I don’t mean to sound unethical but I’d only be interested in such a library / platform if I could opt out of respecting robots.txt (meaning: not respecting it). There are a number of business mediator and governmental websites that haven’t touched their robots.txt files in 10+ years but many businesses need the publicly available data and scrape them daily regardless.

So, is there a way to ignore robots.txt?

mischov · May 27, 2020, 7:33pm

It looks like robots.txt is handled by a middleware, so it’s likely that you can run without that middleware if you want (though I haven’t confirmed that this is true).

oltarasenko · May 28, 2020, 11:31am

Yes, sure. You can ignore it. Obviously no one should recommend it in a tutorial, right ?

oltarasenko · May 28, 2020, 11:32am

Yes, true! Thanks for the hint!

oltarasenko · May 28, 2020, 11:33am

Yes true. I also did not have problems installing Rust. However it still feels like it’s better to use something which does not require anything for the sake of getting started guide?

dimitarvp · May 28, 2020, 11:43am

LOL Good point. Thank you!

dimitarvp · May 28, 2020, 11:45am

50/50. I actually agree with you but in a world where people just assume you already have Node.JS installed in order to do anything, I would guess also assuming they have Rust is not a stretch. (especially having in mind how brainlessly easy it is to install)
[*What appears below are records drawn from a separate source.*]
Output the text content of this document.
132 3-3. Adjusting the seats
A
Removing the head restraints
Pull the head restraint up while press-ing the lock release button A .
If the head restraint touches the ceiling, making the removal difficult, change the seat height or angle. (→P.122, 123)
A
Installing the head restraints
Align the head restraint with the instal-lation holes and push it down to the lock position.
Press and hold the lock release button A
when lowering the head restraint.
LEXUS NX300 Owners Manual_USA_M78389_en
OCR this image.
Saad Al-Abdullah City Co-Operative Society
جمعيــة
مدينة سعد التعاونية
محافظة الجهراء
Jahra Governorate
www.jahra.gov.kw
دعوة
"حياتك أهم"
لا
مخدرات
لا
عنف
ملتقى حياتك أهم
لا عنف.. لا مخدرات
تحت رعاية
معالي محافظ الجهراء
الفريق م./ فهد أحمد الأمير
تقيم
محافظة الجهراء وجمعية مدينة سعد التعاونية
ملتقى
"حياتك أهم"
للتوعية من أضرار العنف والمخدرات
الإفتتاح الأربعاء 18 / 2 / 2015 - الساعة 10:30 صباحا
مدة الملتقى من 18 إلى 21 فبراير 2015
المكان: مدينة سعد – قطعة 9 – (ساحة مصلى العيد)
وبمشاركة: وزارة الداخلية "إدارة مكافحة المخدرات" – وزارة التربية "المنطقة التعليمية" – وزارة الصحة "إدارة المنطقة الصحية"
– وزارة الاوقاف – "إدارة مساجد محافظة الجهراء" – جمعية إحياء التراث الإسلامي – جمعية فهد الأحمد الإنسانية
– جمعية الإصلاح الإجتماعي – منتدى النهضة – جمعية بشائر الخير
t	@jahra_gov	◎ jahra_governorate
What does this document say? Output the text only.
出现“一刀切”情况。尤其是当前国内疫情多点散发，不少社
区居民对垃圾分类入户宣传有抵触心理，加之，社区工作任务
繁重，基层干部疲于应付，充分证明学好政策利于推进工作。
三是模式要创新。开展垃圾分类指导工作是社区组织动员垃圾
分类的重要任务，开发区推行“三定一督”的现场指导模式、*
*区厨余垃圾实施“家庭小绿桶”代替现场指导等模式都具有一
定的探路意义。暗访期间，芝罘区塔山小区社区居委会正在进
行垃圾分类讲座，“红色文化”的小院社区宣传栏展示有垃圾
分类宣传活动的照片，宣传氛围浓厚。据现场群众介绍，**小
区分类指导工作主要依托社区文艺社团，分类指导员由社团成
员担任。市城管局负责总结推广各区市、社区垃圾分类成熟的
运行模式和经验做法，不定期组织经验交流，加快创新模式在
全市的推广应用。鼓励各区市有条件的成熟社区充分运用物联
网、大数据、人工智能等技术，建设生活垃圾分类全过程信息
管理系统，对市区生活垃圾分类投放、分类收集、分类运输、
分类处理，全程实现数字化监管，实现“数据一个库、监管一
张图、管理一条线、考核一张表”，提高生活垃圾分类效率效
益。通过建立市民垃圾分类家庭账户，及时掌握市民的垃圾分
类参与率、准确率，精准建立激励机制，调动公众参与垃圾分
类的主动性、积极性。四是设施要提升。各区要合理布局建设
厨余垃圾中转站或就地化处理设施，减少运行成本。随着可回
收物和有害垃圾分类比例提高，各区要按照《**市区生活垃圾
Was a minor remark anyway, ignore it. It was mostly aimed at the tutorial being Windows-friendly, with which Rust helps a lot. Nothing else.

oltarasenko · May 28, 2020, 12:03pm

Yeah, but on the other hand it always makes sense to lower the curve

oltarasenko · May 29, 2020, 12:35pm

Also wanted to add, that I am looking for new production usages of Crawly or CrawlyUI. If you want to try the toolset I am suggesting, I will be happy to help. Just write here, or via issues on github!